P.L.M. de Vet 1*, B.C. van Prooijen 2, P.M.J. Herman 1,2, T.J. Bouma 3,4,5, D.S. van Maren 1,2, B. Walles 3, J.J. van der Werf 1,6, T. Ysebaert 3,7, E. van Zanten 8, Z.B. Wang 1,2
1 Deltares; 2 TU Delft; 3 NIOZ & Utrecht University; 4 HZ University of Applied Science; 5 University of Groningen; 6 University of Twente; 7 Wageningen Marine Research; 8 Rijkswaterstaat.
* Corresponding author: Lodewijk.deVet@Deltares.nl
Introduction
The Oosterschelde (Eastern Scheldt) tidal basin, located in the Southwest of the Netherlands, contains extensive (100 km2) intertidal flats serving as vital foraging grounds for migrating birds. The 8 km long storm surge barrier (1986) and closure dams (Figure) ensure flood safety while maintaining the open tidal connection with the North Sea. Nevertheless, the storm surge barrier and closure dams reduced the tidal prism – the amount of water flowing through the estuary – by 30% (Vroon, 1994). As a result, the equilibrium volume of the Oosterschelde’s channels (a function of the tidal prism) reduced. The channels have been facing a sediment deficit of 400-600 million m3 after the construction of the storm surge barrier (Mulder and Louters, 1994), known as “Zandhonger” in Dutch. Consequentially, the tidal flats in the Oosterschelde have been eroding ever since. As the total volume of sediment in the tidal flats is only a fraction of the channels’ sediment deficit and with sea levels rising, the future fate of the tidal flats is in question.
Objective and Methods
This study unravelled the adaptation of the tidal flat morphology and channels’ sediment deficit after constructing the storm surge barrier from extensive field measurements. By combining the strengths of independent morphology datasets, we ensured a cross-validation of observations and complementary insights. For example, triennial Vaklodingen elevation maps captured the whole Oosterschelde, whereas annual RTK-dGPS transects provided more precise bed elevation time series at specific locations. Further details are documented in De Vet et al. (2024).

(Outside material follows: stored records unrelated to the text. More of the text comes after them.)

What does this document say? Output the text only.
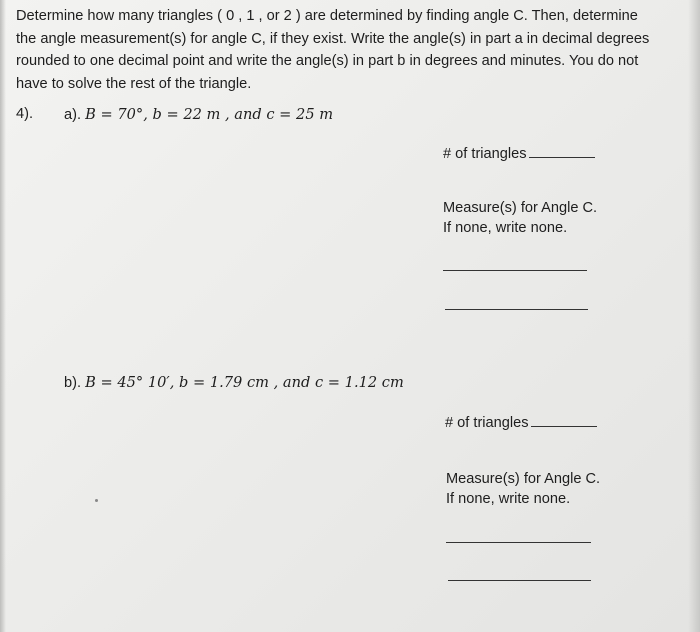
Determine how many triangles ( 0 , 1 , or 2 ) are determined by finding angle C. Then, determine
the angle measurement(s) for angle C, if they exist. Write the angle(s) in part a in decimal degrees
rounded to one decimal point and write the angle(s) in part b in degrees and minutes. You do not
have to solve the rest of the triangle.
4). a). B = 70°, b = 22 m , and c = 25 m
# of triangles
Measure(s) for Angle C.
If none, write none.
b). B = 45° 10′, b = 1.79 cm , and c = 1.12 cm
# of triangles
Measure(s) for Angle C.
If none, write none.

These measurements revealed the morphological state of the system (e.g., tidal flat volume and elevation evolution) and allowed for an assessment of the evolution of the channels’ sediment deficit. We considered changes in both (1) channel volume and (2) equilibrium channel volume (through changes in tidal prism) resulting from (a) tidal flat erosion and (b) sea level rise. In this way, we could pinpoint whether the channels’ sediment deficit changed over time and by which mechanisms.
Results
The intertidal flats of the Oosterschelde have been eroding and flattening since the completion of the storm surge barrier. Despite the major channels’ sediment deficit, the datasets indicate a ~30% decay in erosion over the past decades. Apart from tidal flats adapting to post-barrier hydrodynamics and storm impacts, we identified contrary to previous perceptions a ~35% reduction in the channels’ sediment deficit (i.e., a reduced demand for sediment from the flats). The volume of the channels barely changed so far. Instead, the channels’ sediment deficit reduction resulted almost solely from changes in the channels’ equilibrium volume, demonstrating the relevance of post-barrier gains in tidal prism. Tidal flat erosion caused most of these tidal prism gains (more water enters the estuary with lower flats). However, the influence of sea level rise on the tidal prism is increasing with the reduction of the tidal flat erosion. While the reducing channels’ sediment deficit is good news regarding reducing tidal flat erosion, sea level rise remains increasing tidal flat submergence and pressuring the existence of these vital foraging grounds.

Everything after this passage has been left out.